Personal information
- Full name: Meghan Ann Cox
- Date of birth: November 15, 1994 (age 30)
- Place of birth: Springfield, Virginia, United States
- Height: 5 ft 8 in (1.73 m)
- Position(s): Defender

Youth career
- Robert E. Lee HS
- VSA Heat Blue

College career
- Years: Team / Apps / (Gls)
- 2013: James Madison Dukes / 21 / (3)
- 2014–2016: Virginia Cavaliers / 67 / (11)

Senior career*
- Years: Team / Apps / (Gls)
- 2017: Portland Thorns FC / 9 / (0)
- 2017: Houston Dash / 1 / (0)
- 2019: Utah Royals FC / 2 / (0)

= Meghan Cox =

American soccer defender

Meghan Ann Cox (born November 15, 1994) is an American soccer player who plays as a defender.

==Early life==
Cox attended Robert E. Lee High School where she earned several honors and accolades in soccer.
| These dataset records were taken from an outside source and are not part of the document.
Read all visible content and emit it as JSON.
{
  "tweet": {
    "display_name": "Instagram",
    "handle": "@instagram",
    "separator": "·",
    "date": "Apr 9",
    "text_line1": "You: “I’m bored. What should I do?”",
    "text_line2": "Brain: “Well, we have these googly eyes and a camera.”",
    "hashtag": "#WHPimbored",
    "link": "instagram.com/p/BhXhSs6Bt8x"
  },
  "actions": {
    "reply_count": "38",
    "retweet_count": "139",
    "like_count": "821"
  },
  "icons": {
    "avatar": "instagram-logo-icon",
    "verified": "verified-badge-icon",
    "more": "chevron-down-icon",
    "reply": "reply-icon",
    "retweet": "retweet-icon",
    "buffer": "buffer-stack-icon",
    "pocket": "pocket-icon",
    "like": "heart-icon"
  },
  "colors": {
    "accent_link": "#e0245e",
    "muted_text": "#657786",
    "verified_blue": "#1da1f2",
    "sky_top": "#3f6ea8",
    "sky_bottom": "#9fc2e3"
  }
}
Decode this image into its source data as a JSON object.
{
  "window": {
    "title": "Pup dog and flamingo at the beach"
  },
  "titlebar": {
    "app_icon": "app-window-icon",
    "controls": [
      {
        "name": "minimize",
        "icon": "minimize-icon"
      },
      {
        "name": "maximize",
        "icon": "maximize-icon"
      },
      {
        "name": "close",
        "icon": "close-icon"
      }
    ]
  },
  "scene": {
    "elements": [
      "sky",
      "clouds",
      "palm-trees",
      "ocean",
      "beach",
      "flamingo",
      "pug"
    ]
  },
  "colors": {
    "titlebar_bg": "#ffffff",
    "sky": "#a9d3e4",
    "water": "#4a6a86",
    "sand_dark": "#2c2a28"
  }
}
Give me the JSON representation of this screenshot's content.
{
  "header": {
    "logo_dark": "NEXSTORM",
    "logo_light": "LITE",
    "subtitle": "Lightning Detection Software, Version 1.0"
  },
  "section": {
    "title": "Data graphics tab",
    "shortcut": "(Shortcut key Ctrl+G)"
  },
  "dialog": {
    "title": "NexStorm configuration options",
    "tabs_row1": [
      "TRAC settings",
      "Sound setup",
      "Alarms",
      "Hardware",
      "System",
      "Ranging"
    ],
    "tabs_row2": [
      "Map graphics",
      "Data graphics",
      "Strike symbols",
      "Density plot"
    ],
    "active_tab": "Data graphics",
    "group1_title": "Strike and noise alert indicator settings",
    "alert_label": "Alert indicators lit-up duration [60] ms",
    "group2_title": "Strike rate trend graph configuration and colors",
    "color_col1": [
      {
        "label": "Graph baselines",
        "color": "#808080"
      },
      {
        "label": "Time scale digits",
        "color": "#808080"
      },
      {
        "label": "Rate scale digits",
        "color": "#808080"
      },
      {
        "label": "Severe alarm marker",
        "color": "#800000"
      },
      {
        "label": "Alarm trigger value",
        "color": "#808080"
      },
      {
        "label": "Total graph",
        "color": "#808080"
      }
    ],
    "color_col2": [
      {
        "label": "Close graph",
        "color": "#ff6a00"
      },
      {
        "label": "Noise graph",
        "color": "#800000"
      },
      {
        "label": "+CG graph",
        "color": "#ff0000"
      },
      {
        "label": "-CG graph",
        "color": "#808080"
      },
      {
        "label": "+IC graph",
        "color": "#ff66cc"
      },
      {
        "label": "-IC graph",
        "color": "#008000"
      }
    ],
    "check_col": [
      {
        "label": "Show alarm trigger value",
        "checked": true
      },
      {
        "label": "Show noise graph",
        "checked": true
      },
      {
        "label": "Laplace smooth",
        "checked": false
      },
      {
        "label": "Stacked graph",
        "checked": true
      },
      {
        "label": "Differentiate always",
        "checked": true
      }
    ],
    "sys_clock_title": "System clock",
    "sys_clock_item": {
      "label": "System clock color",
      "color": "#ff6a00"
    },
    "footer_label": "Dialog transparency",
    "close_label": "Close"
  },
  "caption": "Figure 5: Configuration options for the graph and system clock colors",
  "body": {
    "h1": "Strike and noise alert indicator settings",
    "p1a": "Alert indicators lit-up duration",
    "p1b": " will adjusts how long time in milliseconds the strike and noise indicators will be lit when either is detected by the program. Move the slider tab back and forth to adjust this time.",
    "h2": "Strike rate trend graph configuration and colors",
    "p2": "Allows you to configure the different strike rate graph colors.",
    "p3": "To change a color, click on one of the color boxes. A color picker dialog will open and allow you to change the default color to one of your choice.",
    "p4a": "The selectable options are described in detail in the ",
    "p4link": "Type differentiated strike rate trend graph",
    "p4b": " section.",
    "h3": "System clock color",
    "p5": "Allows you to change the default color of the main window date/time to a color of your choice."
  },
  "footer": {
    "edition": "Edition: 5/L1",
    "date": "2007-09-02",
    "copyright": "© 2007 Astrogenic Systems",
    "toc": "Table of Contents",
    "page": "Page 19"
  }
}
Cox was elected most valuable player (MVP) as a sophomore and as a junior. She earned the Golden Ball Award as the national championship MVP. Cox was included in the All-State First Team in her junior year. She was nominated two-time All-Northern Region, three-time All-Patriot District and two-time Washington Post All-Met.

==Collegiate career==
Cox attended James Madison University during her freshman year of college, playing 21 matches and scoring three goals for the Dukes. In her sophomore year, she transferred to the University of Virginia. She played three seasons for the Cavaliers, featured in 67 matches and scored 11 goals.

==Club career==
In April 2017 the Portland Thorns FC announced they had signed Cox. She debuted for the Thorns on April 22, 2017, replacing Meghan Klingenberg in the 46th minute of the match against North Carolina Courage. In August, she was waived and picked up by the Dash. She left the team after half a season and returned to the University of Virginia to complete her degree.